After he marries her, the woman gives birth to a fully grown child from her thumb.
He turns himself into a canoe, which his wife paddles across a river.
They sell their "death" and lend out their "fear."
They are captured by a giant who tosses them into a bag.
When they finally arrive at the Deads' Town, the tapster gives them a magical egg. They return to the land of the living when the hero changes himself into a pebble and throws himself across a river. At home they put an end to a famine.
The journey is so phantasmagoric that the imperfect English becomes a key element. If the language were brushed up, the book would not be the same. Here's a typical passage:
His fingernails were long to about two feet, his head was bigger than his body ten times. He had a large mouth which was full of long teeth, these teeth were about one foot long and as thick as a cow's horns, his body was almost covered with black long hair like a horse's tail hair. He was very dirty. |
Critical Analysis
Margaret Laurence notes that the book "has been compared to Orpheus in the underworld, to Bunyan's Pilgrim's Progress, to Dante, to the journey of Odyseus."
Gerald Moore says that all of the author's "heroes or heroines follow out one variant or another of the cycle of the heroic monomyth, Departure -- Initiation -- Return."

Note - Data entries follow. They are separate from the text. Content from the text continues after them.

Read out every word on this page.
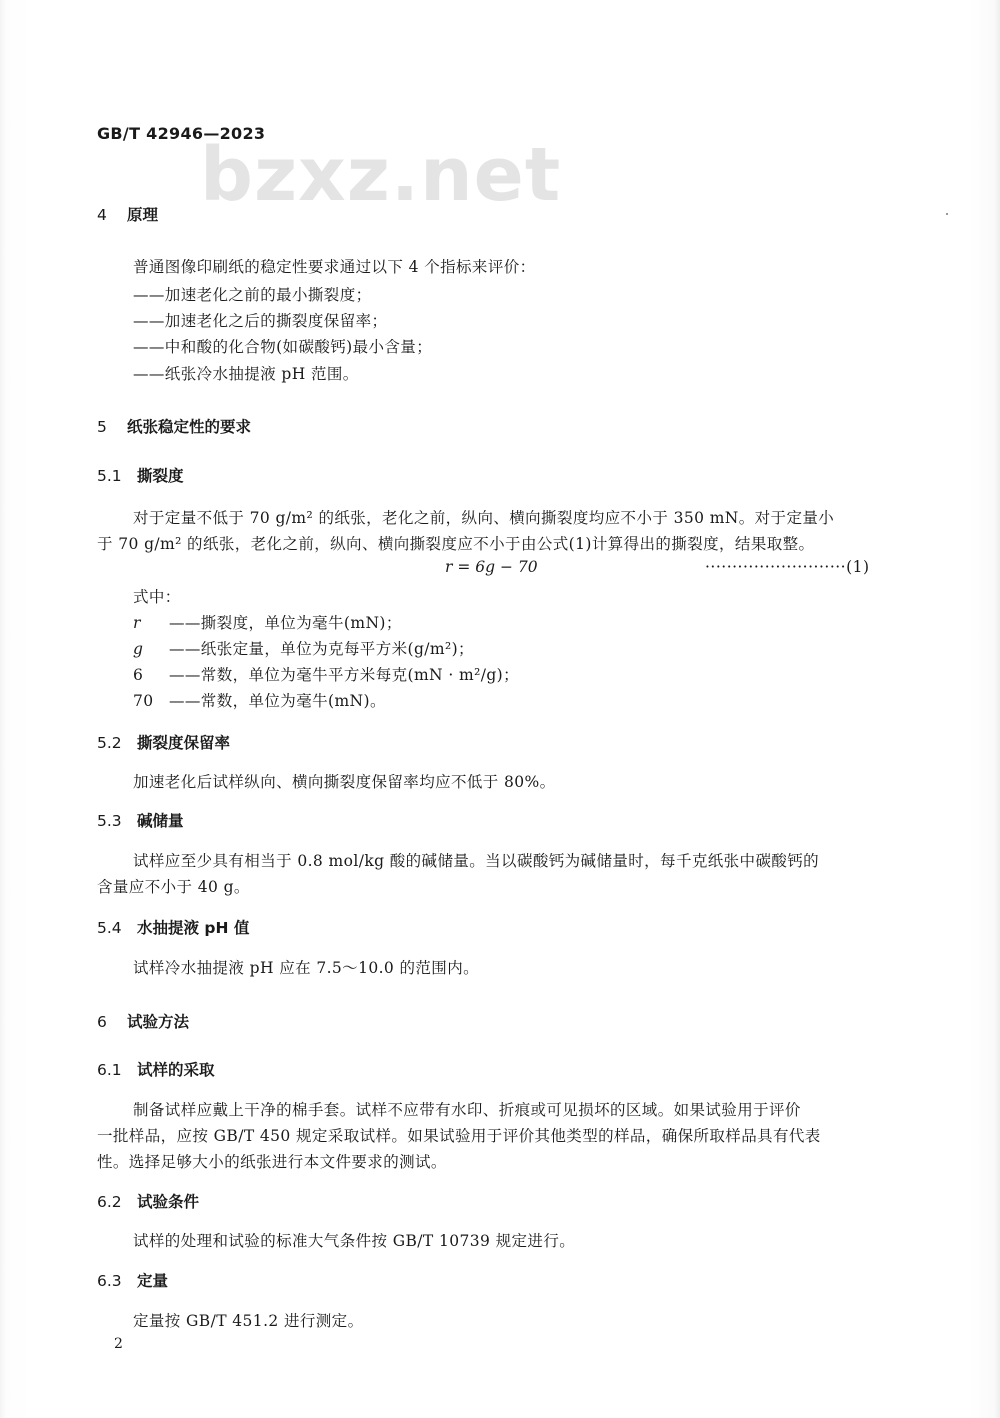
bzxz.net
GB/T 42946—2023
4 原理
普通图像印刷纸的稳定性要求通过以下 4 个指标来评价：
——加速老化之前的最小撕裂度；
——加速老化之后的撕裂度保留率；
——中和酸的化合物(如碳酸钙)最小含量；
——纸张冷水抽提液 pH 范围。
5 纸张稳定性的要求
5.1 撕裂度
对于定量不低于 70 g/m² 的纸张，老化之前，纵向、横向撕裂度均应不小于 350 mN。对于定量小
于 70 g/m² 的纸张，老化之前，纵向、横向撕裂度应不小于由公式(1)计算得出的撕裂度，结果取整。
r = 6g − 70	··························(1)
式中：
r ——撕裂度，单位为毫牛(mN)；
g ——纸张定量，单位为克每平方米(g/m²)；
6 ——常数，单位为毫牛平方米每克(mN · m²/g)；
70 ——常数，单位为毫牛(mN)。
5.2 撕裂度保留率
加速老化后试样纵向、横向撕裂度保留率均应不低于 80%。
5.3 碱储量
试样应至少具有相当于 0.8 mol/kg 酸的碱储量。当以碳酸钙为碱储量时，每千克纸张中碳酸钙的
含量应不小于 40 g。
5.4 水抽提液 pH 值
试样冷水抽提液 pH 应在 7.5～10.0 的范围内。
6 试验方法
6.1 试样的采取
制备试样应戴上干净的棉手套。试样不应带有水印、折痕或可见损坏的区域。如果试验用于评价
一批样品，应按 GB/T 450 规定采取试样。如果试验用于评价其他类型的样品，确保所取样品具有代表
性。选择足够大小的纸张进行本文件要求的测试。
6.2 试验条件
试样的处理和试验的标准大气条件按 GB/T 10739 规定进行。
6.3 定量
定量按 GB/T 451.2 进行测定。
2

Chinua Achebe (in the first Equiano Memorial Lecture) calls Tutuola "the most moralistic of all Nigerian writers." The Palm-Wine Drinkard describes the consequences of inverting work and play, and though the events are grotesque and surreal, there are always boundaries to a monster's power. Thus:
...anarchy is held at bay and a traveller who who perseveres can progress from one completed task to the domain of another and in the end achieve the creative, moral purpose in the extra-ordinary but by no means arbitrary universe of Tutuola's story. |
References
Margaret Laurence, "A Twofold Forest," in Long Drums and Cannons.
Gerald Moore, "Amos Tutuola: A Modern Visionary," in Seven African Writers.
Chinua Achebe, "Work and Play in Tutola's The Palm-Wine Drinkard," in Okike: An African Journal of New Writing, No. 14.